Yeşil Cami'den biraz ileride, yine 15. yüzyılın önemli alim ve sufîlerinden biri olan Kutbuddinzade Mehmet İzniki'nin türbesi karşılıyor bizleri. Yeşil Cami ile aynı meydana komşu olan bu eseri seyrederken, Osmanlı'nın Fetret Devri'nin karmaşasından kurtulmak için sadece siyasi ve askeri gücünü yükseltme gayretinde olmadığını, maneviyat âlemine de değer vermiş olduğunu anlıyoruz.


Sultan I. Murat tarafından annesi Nilüfer Hatun adına yaptırılan ve 19. yüzyıl sonlarına kadar imarethane olarak işlev gören yapı, Yeşil Cami ile Mehmet İzniki'nin türbelerinin bulunduğu alanda. İmaret, bugün müze olarak düzenlenmiş bulunuyor. İznik çevresinde yapılan arkeolojik kazılardan çıkartılan eserler müzenin bahçesinde sergileniyor.


Lefke Kapısı'ndan sola dönüp mezarlıkların yanından devam edildiğinde yokuşlu ve dolambaçlı bir yol, Bayraklı Dede olarak da anılan Abdülvahap Sancaktari Türbesi'ne ulaştırdı bizleri. Emevi ordusunun İstanbul'u fethetmek üzere çıktığı seferde şehit düşen bu zatın türbesi, İznik'e hakim bir tepe üzerinde bulunuyor. Göle ve ovaya tepeden bakıldığında İznik'in doğası insanda hem hayranlık uyandırıyor hem de sahip olduğumuz bu hazineye göz göre göre nasıl ihanet etmekte olduğumuzu gözler önüne seriyor.

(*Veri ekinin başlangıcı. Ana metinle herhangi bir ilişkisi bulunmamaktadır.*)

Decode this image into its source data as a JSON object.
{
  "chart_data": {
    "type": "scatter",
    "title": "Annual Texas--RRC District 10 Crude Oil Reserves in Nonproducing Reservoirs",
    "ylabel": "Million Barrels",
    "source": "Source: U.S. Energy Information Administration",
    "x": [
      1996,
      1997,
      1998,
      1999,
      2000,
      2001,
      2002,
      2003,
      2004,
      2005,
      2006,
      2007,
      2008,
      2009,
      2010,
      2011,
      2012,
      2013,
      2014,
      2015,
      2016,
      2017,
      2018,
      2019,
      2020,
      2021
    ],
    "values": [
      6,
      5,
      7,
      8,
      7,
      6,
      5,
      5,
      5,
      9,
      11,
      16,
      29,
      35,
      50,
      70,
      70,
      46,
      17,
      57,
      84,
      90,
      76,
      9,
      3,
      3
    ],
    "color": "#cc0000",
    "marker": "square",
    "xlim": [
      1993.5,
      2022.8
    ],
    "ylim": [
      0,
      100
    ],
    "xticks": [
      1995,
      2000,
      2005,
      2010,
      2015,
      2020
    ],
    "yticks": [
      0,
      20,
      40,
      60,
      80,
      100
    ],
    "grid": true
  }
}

İznik gezimizi tamamlayıp dönüş yoluna çıktığımızda hiç beklemediğimiz bir anda "Elbeyli" tabelası ile karşılaştık. Böylelikle, soyadımdan dolayı sık sık muhatap kaldığım, "İznik civarındaki Elbeyli köyü ile ilginiz var mı" sorusuna vesile olan Elbeyli Mahallesi'ne uğramaya karar verdik. Soyadımla aynı ismi taşıyan mahallenin sokaklarında ilerlerken üzerinde "Dikilitaş" yazan bir tabelaya rast geldik. Takip ettiğimiz dolambaçlı yol, nihayetinde bizi bir zeytinliğe ulaştırdı. Göz alabildiğine uzanan yeşilin ortasında ise üst üste konmuş beş bloktan oluşmuş bir obelisk, bizleri doğanın kucağında sessiz uykusuna dalmış bulunan uzak tarihe buyur etti. M.S. birinci yüzyıldan bu yana zamana ve tabiata direnen Dikilitaş'ın tarihini anlatan tabelada, obeliskin aslında altı taştan oluştuğu, üzerinde çift başlı kartal arması bulunan en üstteki taşın günümüze ulaşamadığı yazıyor.


Gün, akşama kavuşurken İznik'e dair son hatırayı da ruhumuza nakşedip zeytinlikten çıkıyor; İznik'i, gölü ve geçmişi asırlara dayanan kültür mozaiğini arkamızda bırakarak eve doğru yola koyuluyoruz.